Friday, May 07, 2004

Rumbles, Rituals and Rumsfeld

The spectre of possible scapegoating always makes us uncomfortable. Not that Donald Rumsfeld is innocent, just that he is singled out with such ferocious focus that if he goes, it might appear all is now right with the world. John Kerry got it right: we don't need a new Secretary of Defense. We need a new President. This administration must be taken off the stage.

For at the same time that Rumsfeld and Bush are trying to distance themselves from the prisioner photos, their Rabid Right lackeys on the talk media are justifying rough treatment as the way this war on terror has to be conducted. That is more credibly a reflection of this administration's beliefs and policies. It provides the clear answer to why the warnings from the Red Cross and others went unheeded from the very outset of the occupation. It is why Rumsfeld is more upset that he didn't realize the damage the photos would do than he is that he didn't care about the actual practices and their effects on the victims as well as the Iraqi public.
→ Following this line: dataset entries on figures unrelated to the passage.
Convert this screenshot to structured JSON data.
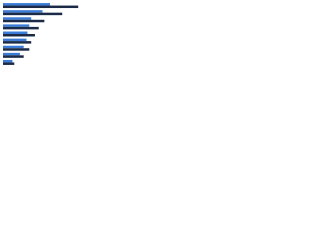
{
  "chart_data": {
    "type": "hbar",
    "categories": [
      null,
      null,
      null,
      null,
      null,
      null,
      null,
      null,
      null
    ],
    "series": [
      {
        "color": "#3a7bd5",
        "values": [
          50,
          42,
          30,
          28,
          26,
          25,
          22,
          18,
          10
        ]
      },
      {
        "color": "#1b2a47",
        "values": [
          80,
          63,
          44,
          38,
          34,
          30,
          28,
          22,
          12
        ]
      }
    ],
    "xlim": [
      0,
      100
    ]
  }
}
News reports are not emphasizing enough the indiscriminate as well as widespread use of these practices. The only conclusion that anyone can draw is that if these are meant to break the will of the enemy, then everyone in Iraq was the enemy.

The Senate hearing was political theatre, but theatre is where these matters receive their fullest focus. Donald Rumsfeld facing former prisoner of war Senator John McCain and his incisive questions in a quiet, calm voice, was the heart of it today. But the ritual here should be exposure, a common realization and shame, not blood sacrifice.